SOBRE O AUTOR
Cássio Zanatta nasceu em São José do Rio Pardo (SP), o que explica muita coisa. Tem três livros de crônicas publicados: A Menor Importância, O Espantoso Nisso Tudo e O Máximo Que Eu Consegui, todos pela Editora Realejo.
A CRÔNICA FINALISTA
O sumiço dos telhados
Erguem um prédio aqui, outro mais adiante e, quando a gente vê, a quadra virou que é só prédio. Ou edifício, que parecer ser mais chique, ainda mais precedendo algum nome como Avignon, Positano Palace ou Golden Garden (ai, como somos jecas).
Entendo que muita gente quer morar por essas bandas, e é preciso acomodar todo mundo. Mas o problema não só é o fim das casas e dos jardins das casas, mas é igualmente grave o sumiço dos telhados.
Há cada vez menos telhados, percebam. De telhas unidas no heroico esforço de proteger as famílias do vento, da chuva, dos bichos e das coisas que (ô desânimo) as janelas altas dos prédios insistem em atirar lá de cima. Pelo visto, as telhas andam tão obsoletas quanto a boa educação, e isso merece ser um assunto para o Plano Diretor da cidade. Não sei ao certo do que cuida o Plano Diretor, mas o tema é urgente.
Os telhados têm funções importantíssimas. Por exemplo: amparar as bolas que os garotos pernas de pau chutam por cima do gol. Sem os telhados, as bolas caem direto na rua, atingem os carros (e, no desigual confronto de forças, são destroçadas por eles), quando não a cabeça de um pobre que passa e quase morre de susto – quando não empacota mesmo. Aí, o sujeito (o sobrevivente) se queixa aos pais do perna de pau e este fica de castigo no quarto. E moleque trancado costuma dar em coisa que não presta, como rabiscos nas paredes, experiências com fogo, Bombril e aerossol, ou cortinas usadas como redes que se estufam nos chutes fortes.
Prejudicados também ficam os gatos, que costumam passear no telhado, de lá vigiar as redondezas e, nas noites românticas, namorar nas telhas como motéis a céu aberto. Depois, a população de gatos diminui, os ratos fazem a festa e é aquele fuá.
Menino que nunca subiu em telhado deixa de aprender uma parte valiosa da vida: como caminhar medindo os passos, desenvolver o equilíbrio, atento ao peso e à medida das coisas. Tenho um primo que, nos idos cada vez mais idos, calculou mal a relação peso/altura/resistência e desabou com as telhas quebradas no meio do quarto da dona da casa, que, em vez de socorrer o pobre, andava de um lado para o outro se lamentando aos berros: “Meu telhado! Meu telhado!”
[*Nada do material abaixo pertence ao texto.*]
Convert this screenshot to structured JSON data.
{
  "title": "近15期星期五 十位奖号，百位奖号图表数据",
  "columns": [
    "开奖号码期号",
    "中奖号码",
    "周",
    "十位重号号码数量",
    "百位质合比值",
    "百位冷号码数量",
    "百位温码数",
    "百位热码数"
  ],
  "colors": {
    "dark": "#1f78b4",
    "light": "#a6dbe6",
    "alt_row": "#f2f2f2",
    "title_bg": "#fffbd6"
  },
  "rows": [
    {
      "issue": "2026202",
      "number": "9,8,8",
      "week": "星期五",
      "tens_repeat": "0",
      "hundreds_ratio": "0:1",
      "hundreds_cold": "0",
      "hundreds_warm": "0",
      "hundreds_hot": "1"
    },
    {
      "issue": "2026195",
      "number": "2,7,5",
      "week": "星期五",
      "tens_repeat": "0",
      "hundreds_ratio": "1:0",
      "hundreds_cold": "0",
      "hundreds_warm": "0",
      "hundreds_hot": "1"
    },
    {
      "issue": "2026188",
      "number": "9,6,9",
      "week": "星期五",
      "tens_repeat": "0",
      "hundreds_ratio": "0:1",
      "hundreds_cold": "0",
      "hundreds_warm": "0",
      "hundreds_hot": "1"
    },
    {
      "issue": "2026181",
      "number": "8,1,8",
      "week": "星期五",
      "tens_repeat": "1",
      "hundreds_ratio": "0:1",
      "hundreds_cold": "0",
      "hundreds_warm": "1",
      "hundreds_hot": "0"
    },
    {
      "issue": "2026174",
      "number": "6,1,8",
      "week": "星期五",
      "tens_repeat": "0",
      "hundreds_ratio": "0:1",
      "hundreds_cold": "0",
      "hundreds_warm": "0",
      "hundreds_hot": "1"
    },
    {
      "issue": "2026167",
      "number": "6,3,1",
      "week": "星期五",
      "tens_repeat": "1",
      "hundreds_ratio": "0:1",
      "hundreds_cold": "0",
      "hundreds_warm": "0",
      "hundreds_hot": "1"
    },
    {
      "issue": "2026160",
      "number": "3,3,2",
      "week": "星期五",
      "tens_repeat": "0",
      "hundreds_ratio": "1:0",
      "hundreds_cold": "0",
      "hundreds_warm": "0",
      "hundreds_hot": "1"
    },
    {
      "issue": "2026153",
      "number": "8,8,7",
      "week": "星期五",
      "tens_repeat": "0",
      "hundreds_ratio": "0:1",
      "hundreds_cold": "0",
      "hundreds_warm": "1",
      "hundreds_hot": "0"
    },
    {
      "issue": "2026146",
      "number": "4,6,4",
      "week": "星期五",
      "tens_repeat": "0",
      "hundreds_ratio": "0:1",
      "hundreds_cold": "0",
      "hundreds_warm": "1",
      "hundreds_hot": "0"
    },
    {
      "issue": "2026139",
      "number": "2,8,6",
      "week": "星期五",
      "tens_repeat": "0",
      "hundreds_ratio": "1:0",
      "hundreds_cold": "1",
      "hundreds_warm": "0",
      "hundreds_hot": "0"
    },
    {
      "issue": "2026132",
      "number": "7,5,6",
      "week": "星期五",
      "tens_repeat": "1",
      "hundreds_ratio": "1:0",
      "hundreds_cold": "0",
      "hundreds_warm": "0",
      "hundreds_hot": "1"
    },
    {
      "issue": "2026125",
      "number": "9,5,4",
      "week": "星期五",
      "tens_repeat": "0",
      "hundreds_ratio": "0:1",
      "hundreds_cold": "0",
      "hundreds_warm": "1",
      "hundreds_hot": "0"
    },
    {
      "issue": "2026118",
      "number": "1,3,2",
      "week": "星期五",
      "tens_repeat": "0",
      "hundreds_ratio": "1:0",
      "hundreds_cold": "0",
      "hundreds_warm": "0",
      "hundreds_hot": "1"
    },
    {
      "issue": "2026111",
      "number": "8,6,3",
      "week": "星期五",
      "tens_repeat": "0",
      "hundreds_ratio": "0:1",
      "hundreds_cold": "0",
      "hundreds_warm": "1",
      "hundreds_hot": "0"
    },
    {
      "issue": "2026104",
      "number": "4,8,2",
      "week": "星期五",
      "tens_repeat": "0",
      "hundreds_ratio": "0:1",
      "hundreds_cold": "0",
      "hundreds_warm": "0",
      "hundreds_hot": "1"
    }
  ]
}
Bons tempos quando os ladrões de galinha andavam sorrateiros por eles. Quando a gente descobria um ninho escondido. Uma telha rachava e a água dos torós pingava na sala: era preciso colocar um balde, e aquele som ainda martela na lembrança. Ou quando se subia para fumar escondido e falar sobre coisas espantosas e proibidas em terra firme. Ou escrevia-se a giz um nome que o sereno da noite apagava.
Sem falar que as luas que nascem detrás dos telhados das casas são maiores e mais laranja que as que nascem detrás dos prédios, que surgem brancas, já acesas. Os telhados (mesmo dos sobrados) respeitam o horizonte, diferente dos edifícios, cada vez mais imponentes e pretensiosos.
Tenho sorte: estou cercado de vilas, onde é proibido construir prédios. Então, convivo com vários telhados. Isso se algum vereador não pretender mudar o Plano Diretor. Que continuo não sabendo bem para que serve, mas deve ser para proteger casas, telhados e quintais. E as bolas, gatos, ninhos, pingos, luas e sonhos que nascem entre as telhas.
Quando menino, caí algumas vezes de telhados. Devo ter batido a cabeça, ao que deve ser creditado perder tempo pensando tanta bobagem.